The scenes from the southern California hillsides are apocalyptic — wildfires devouring thousands of acres of brush, forests, homes and communities. Whipped by the Santa Ana winds, sometimes with hurricane force, the flames defy any effort at human control.
My first thoughts are for our alumnae and friends in California. So many alumnae have welcomed me into their homes in those beautiful hills, I hope all are safe. I welcome any news from our alumnae in the area, please send me a message at email@example.com or give me a call to let us know how you are faring in this crisis.
I am also thinking of friends at the many wonderful colleges and universities in that area — Mount St. Mary’s and Scripps College and Pepperdine University and the University of San Diego and all of the California state institutions. I hope their campuses and communities are safe.
Theories abound about the reasons for this tragedy, as with all modern weather tragedies — global warming, overdevelopment of hillsides, human interference with nature’s rhythms. Around the country, other signs of environmental destabilization make everyone anxious: a too-warm autumn in the east, with drought conditions even here in Washington; a water crisis of increasingly great severity in the south; in New Orleans, too much water again; and all year the midwest has suffered floods in the farmlands.
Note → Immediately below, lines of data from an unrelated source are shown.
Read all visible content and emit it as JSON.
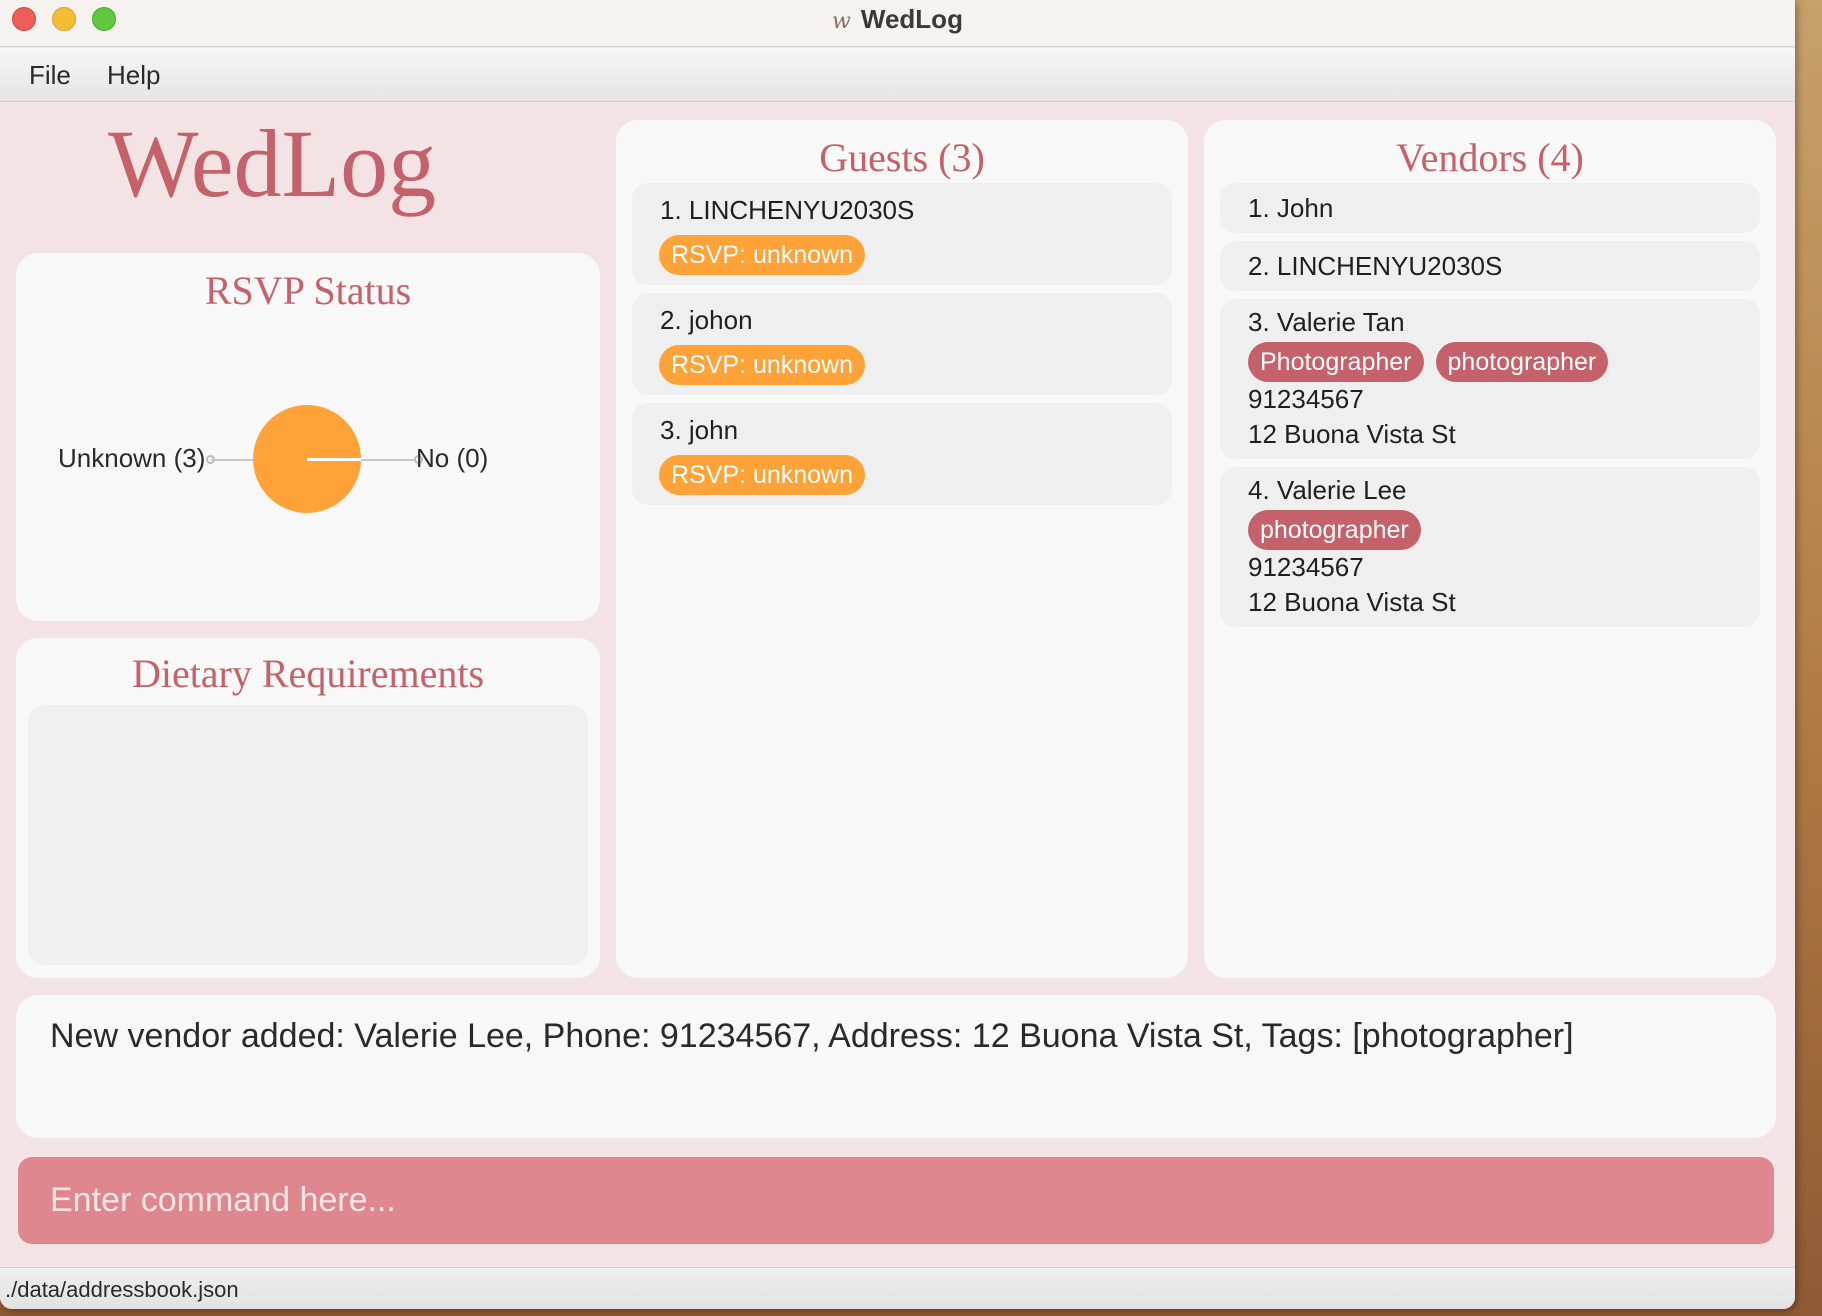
{
  "window": {
    "title": "WedLog",
    "title_glyph": "w"
  },
  "menu": {
    "file": "File",
    "help": "Help"
  },
  "logo": {
    "text": "WedLog"
  },
  "rsvp": {
    "title": "RSVP Status",
    "unknown_label": "Unknown (3)",
    "no_label": "No (0)",
    "pie_color": "#ffa237"
  },
  "dietary": {
    "title": "Dietary Requirements"
  },
  "guests": {
    "title": "Guests (3)",
    "items": [
      {
        "name": "1.  LINCHENYU2030S",
        "rsvp": "RSVP: unknown"
      },
      {
        "name": "2.  johon",
        "rsvp": "RSVP: unknown"
      },
      {
        "name": "3.  john",
        "rsvp": "RSVP: unknown"
      }
    ]
  },
  "vendors": {
    "title": "Vendors (4)",
    "items": [
      {
        "name": "1.  John"
      },
      {
        "name": "2.  LINCHENYU2030S"
      },
      {
        "name": "3.  Valerie Tan",
        "tags": [
          "Photographer",
          "photographer"
        ],
        "phone": "91234567",
        "address": "12 Buona Vista St"
      },
      {
        "name": "4.  Valerie Lee",
        "tags": [
          "photographer"
        ],
        "phone": "91234567",
        "address": "12 Buona Vista St"
      }
    ]
  },
  "result": {
    "text": "New vendor added: Valerie Lee, Phone: 91234567, Address: 12 Buona Vista St, Tags: [photographer]"
  },
  "command": {
    "placeholder": "Enter command here..."
  },
  "status": {
    "path": "./data/addressbook.json"
  },
  "colors": {
    "accent": "#c4616b",
    "rsvp_unknown": "#ffa237",
    "command_bg": "#de878e",
    "background": "#f3e3e4"
  }
}
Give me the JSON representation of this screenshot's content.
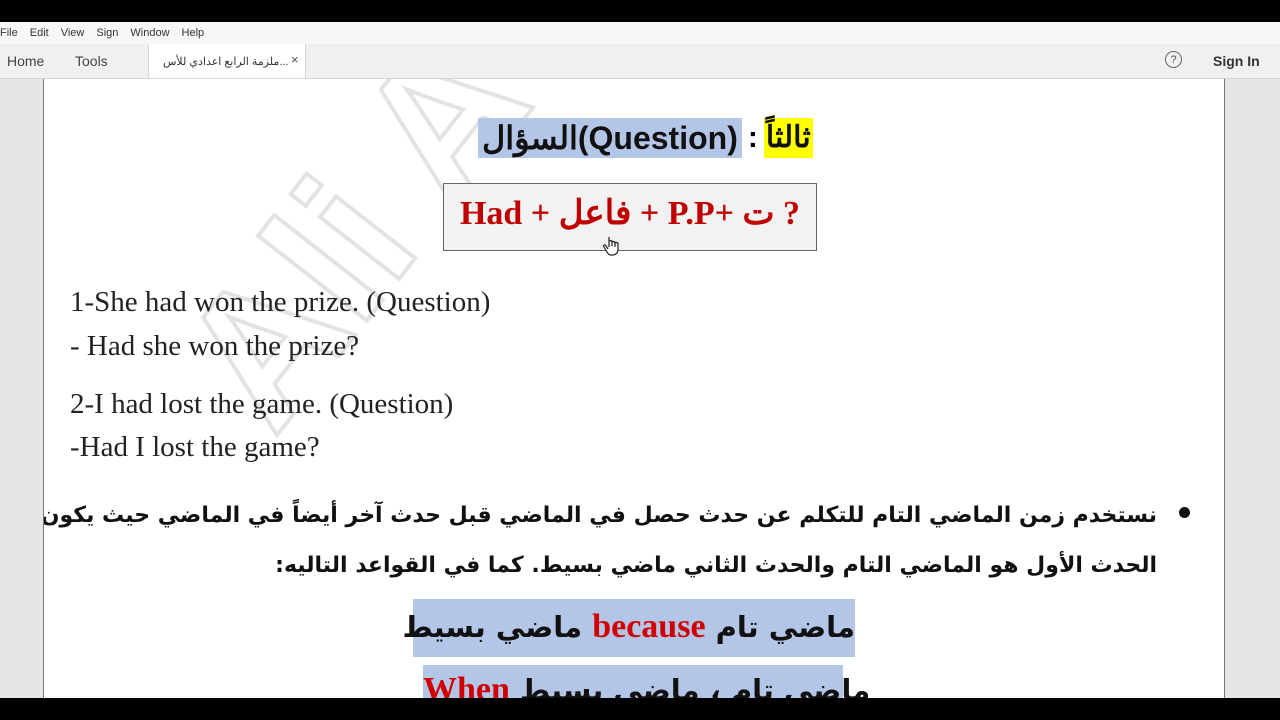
{
  "menu": [
    "File",
    "Edit",
    "View",
    "Sign",
    "Window",
    "Help"
  ],
  "nav": {
    "home": "Home",
    "tools": "Tools"
  },
  "tab": {
    "title": "ملزمة الرابع اعدادي للأس...",
    "close": "×"
  },
  "header": {
    "help": "?",
    "sign_in": "Sign In"
  },
  "document": {
    "heading_label": "ثالثاً",
    "heading_colon": ":",
    "heading_text": "السؤال(Question)",
    "formula": "Had + فاعل + P.P+ ت ?",
    "watermark": "Ali A",
    "examples": [
      "1-She had won the prize. (Question)",
      "- Had she won the prize?",
      "2-I had lost the game. (Question)",
      "-Had I lost the game?"
    ],
    "note_line1": "نستخدم زمن الماضي التام للتكلم عن حدث حصل في الماضي قبل حدث آخر أيضاً في الماضي حيث يكون",
    "note_line2": "الحدث الأول هو الماضي التام والحدث الثاني ماضي بسيط. كما في القواعد التاليه:",
    "rule1": {
      "left": "ماضي تام",
      "keyword": "because",
      "right": "ماضي بسيط"
    },
    "rule2": {
      "keyword": "When",
      "text": "ماضي تام ، ماضي بسيط"
    }
  }
}
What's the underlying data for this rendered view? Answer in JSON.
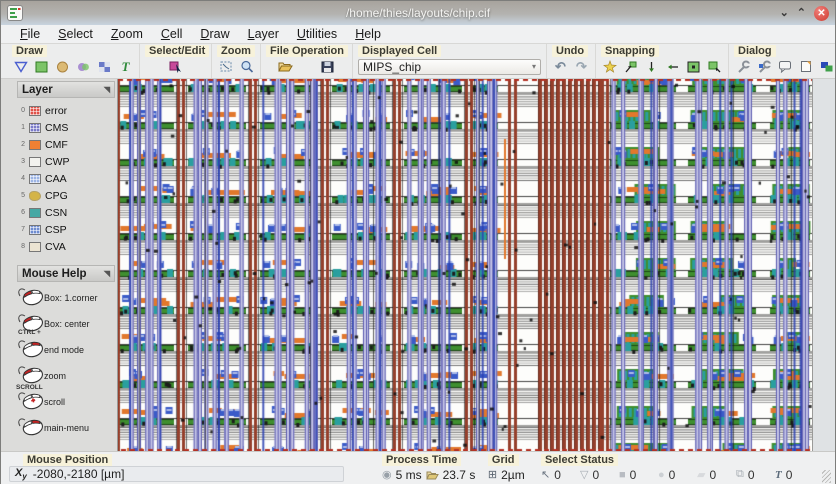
{
  "window": {
    "title": "/home/thies/layouts/chip.cif"
  },
  "menu": {
    "items": [
      {
        "label": "File"
      },
      {
        "label": "Select"
      },
      {
        "label": "Zoom"
      },
      {
        "label": "Cell"
      },
      {
        "label": "Draw"
      },
      {
        "label": "Layer"
      },
      {
        "label": "Utilities"
      },
      {
        "label": "Help"
      }
    ]
  },
  "toolbar": {
    "groups": [
      {
        "label": "Draw"
      },
      {
        "label": "Select/Edit"
      },
      {
        "label": "Zoom"
      },
      {
        "label": "File Operation"
      },
      {
        "label": "Displayed Cell"
      },
      {
        "label": "Undo"
      },
      {
        "label": "Snapping"
      },
      {
        "label": "Dialog"
      }
    ],
    "cell_combo": {
      "value": "MIPS_chip"
    }
  },
  "layers": {
    "title": "Layer",
    "items": [
      {
        "index": "0",
        "name": "error",
        "color": "#e05148"
      },
      {
        "index": "1",
        "name": "CMS",
        "color": "#7a7ac8"
      },
      {
        "index": "2",
        "name": "CMF",
        "color": "#ef8033"
      },
      {
        "index": "3",
        "name": "CWP",
        "color": "#f2f2ee"
      },
      {
        "index": "4",
        "name": "CAA",
        "color": "#9cb4e4"
      },
      {
        "index": "5",
        "name": "CPG",
        "color": "#d4b448"
      },
      {
        "index": "6",
        "name": "CSN",
        "color": "#46a8a4"
      },
      {
        "index": "7",
        "name": "CSP",
        "color": "#6e8cd0"
      },
      {
        "index": "8",
        "name": "CVA",
        "color": "#ece4d2"
      }
    ]
  },
  "mouse_help": {
    "title": "Mouse Help",
    "items": [
      {
        "label": "Box: 1.corner",
        "modifier": ""
      },
      {
        "label": "Box: center",
        "modifier": "CTRL +"
      },
      {
        "label": "end mode",
        "modifier": ""
      },
      {
        "label": "zoom",
        "modifier": ""
      },
      {
        "label": "scroll",
        "modifier": "SCROLL"
      },
      {
        "label": "main-menu",
        "modifier": ""
      }
    ]
  },
  "status": {
    "mouse_position": {
      "label": "Mouse Position",
      "glyph_x": "X",
      "glyph_y": "y",
      "value": "-2080,-2180 [µm]"
    },
    "process_time": {
      "label": "Process Time",
      "cpu": "5 ms",
      "total": "23.7 s"
    },
    "grid": {
      "label": "Grid",
      "value": "2µm"
    },
    "select_status": {
      "label": "Select Status",
      "counters": [
        {
          "icon": "select-arrow",
          "count": "0"
        },
        {
          "icon": "polygon",
          "count": "0"
        },
        {
          "icon": "box",
          "count": "0"
        },
        {
          "icon": "circle",
          "count": "0"
        },
        {
          "icon": "path",
          "count": "0"
        },
        {
          "icon": "instance",
          "count": "0"
        },
        {
          "icon": "text",
          "count": "0"
        }
      ]
    }
  },
  "canvas": {
    "palette": {
      "bg": "#fdfdfb",
      "brown": "#96402c",
      "purple": "#5757ae",
      "purple_light": "#c9c9e8",
      "green": "#3f8f2f",
      "green_dark": "#1c4a14",
      "teal": "#2a9f9f",
      "orange": "#e2782c",
      "blue": "#3a5bc8",
      "dark": "#1c1c1c",
      "red_dash": "#b43326"
    }
  },
  "ui": {
    "label_chip_bg": "#f7f2da",
    "close_red": "#cf3a30"
  }
}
Whatever the cause, the conditions remind us that in spite of our privilege of living in the most advanced civilization the world has ever known, we live on the edge of nature, and often at its mercy. We should remember that whenever we are tempted to disregard the balance and rhythms of nature; as the ashes of multi-million dollar homes on Malibu hillsides sadly remind us, no amount of money or human achievement or technological wizardry can stop the natural forces of fire, wind, water and movements of the earth itself.